Neuropsychological Testing

Posted October 2, 2022 by Anusha ‐ 3 min read

A neuropsychological evaluation is a test to measure how well a person's brain is working. The abilities tested include reading, language usage, attention, learning, processing speed, reasoning, remembering, problem-solving, mood and personality and more.

What is Neuropsychology?

  • Neuropsychology is a specialty field that joins the medical fields of neurology, psychology and psychiatry.

  • Neuropsychology involves determining how well the brain is working when it is disrupted by a brain injury or psychological disorder.

  • A neuropsychological assessment is a comprehensive test of a wide range of mental functions including behavior.

What mental functions are assessed in a Neuropsychological exam?

If you are undergoing a neuropsychological assessment, the mental functions tested include:

  • General intellect.

  • Reading/reading comprehension.

  • Language usage and understanding of what others say.

  • Attention/concentration.

  • Processing speed.

  • Learning and memory.

  • Reasoning.

  • Executive functions, which are higher-level skills you use to organize and plan, manage your time, problem solve, multi-task, make judgments and maintain self-control.

  • Visuospatial skills.

  • Motor speed and dexterity.

  • Mood and personality.

What does a Neuropsychological exam involve?

  • The neuropsychologist will talk with you to understand any concerns you and your family members might have about your cognitive (mental) functioning.

  • He or she will also review your medical and psychological history and educational background.

  • If a family member comes to the evaluation with you, the neuropsychologist may ask for your permission to interview him or her as well.

  • Your neuropsychologist will choose the tests that you are given.

  • The tests are given and scored by a trained technician called a psychometrist who works under the supervision of the neuropsychologist.

  • The tests typically involve writing or drawing, solving puzzles or answering questions, and responding to things presented on a computer.

  • Most people find some of the tests to be quite easy and others to be difficult.

  • It is important to work as hard as possible on all of the tests in order for the results to be most informative.

  • You will also complete questionnaires about mood and psychological symptoms.

  • Parents of children referred for neuropsychological examinations often complete questionnaires about their child’s behavior.
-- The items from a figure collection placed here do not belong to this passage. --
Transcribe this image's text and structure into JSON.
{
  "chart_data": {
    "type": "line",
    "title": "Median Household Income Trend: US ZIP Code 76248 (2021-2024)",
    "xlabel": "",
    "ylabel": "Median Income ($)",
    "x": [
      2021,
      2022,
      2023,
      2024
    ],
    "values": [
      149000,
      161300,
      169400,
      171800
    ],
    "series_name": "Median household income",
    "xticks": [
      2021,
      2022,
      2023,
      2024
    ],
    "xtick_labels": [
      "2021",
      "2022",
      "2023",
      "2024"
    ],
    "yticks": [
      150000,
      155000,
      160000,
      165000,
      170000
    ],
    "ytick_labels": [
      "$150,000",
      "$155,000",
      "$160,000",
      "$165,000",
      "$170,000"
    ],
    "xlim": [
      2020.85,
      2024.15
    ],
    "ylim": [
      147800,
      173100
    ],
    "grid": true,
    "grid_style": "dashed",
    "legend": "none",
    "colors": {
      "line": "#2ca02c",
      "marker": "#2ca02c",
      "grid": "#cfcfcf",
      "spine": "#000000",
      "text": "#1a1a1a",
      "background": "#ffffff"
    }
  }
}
  • Finally, the neuropsychologist writes a report that summarizes the results and includes recommendations for improving cognition (e.g., attention, memory) and possibly referrals to other professionals.

What to prepare for the Neuropsychological examination?

  • Get a good night’s sleep.

  • Try to eat a good breakfast.

  • Take all of your medications as usual unless you are directly instructed to do otherwise.

  • If you use glasses, contact lenses, or hearing aids, make sure you have them with you.

  • If you have had any neuropsychological, psychological or academic testing done in the past, bring those records with you.

  • If your child is undergoing the testing, and he or she has completed an intellectual evaluation, psychoeducational evaluation, multifactored evaluation (MFE), or individual education program (IEP), bring copies of the results of those evaluations.

How long does a Neuropsychological exam take?

  • The length of time for testing varies considerably based on the nature of the reason for the examination.

  • Depending on the situation, testing can take anywhere between one and eight hours, although two to four hours is typical.

  • The testing time depends on which tests need to be administered and how quickly you are able to work comfortably.

  • You will be allowed to take some breaks depending on how you are feeling and the length of the test.

How are test results interpreted?

  • Most of the tests used in neuropsychology are standardized, which means they are given the same way to everybody.

  • The tests are also norm-referenced, which means that a patient’s performance on those tests will be compared to the performance of other people who are about the same age and, sometimes, people who have the same educational background.

  • The test results are used to answer many types of questions.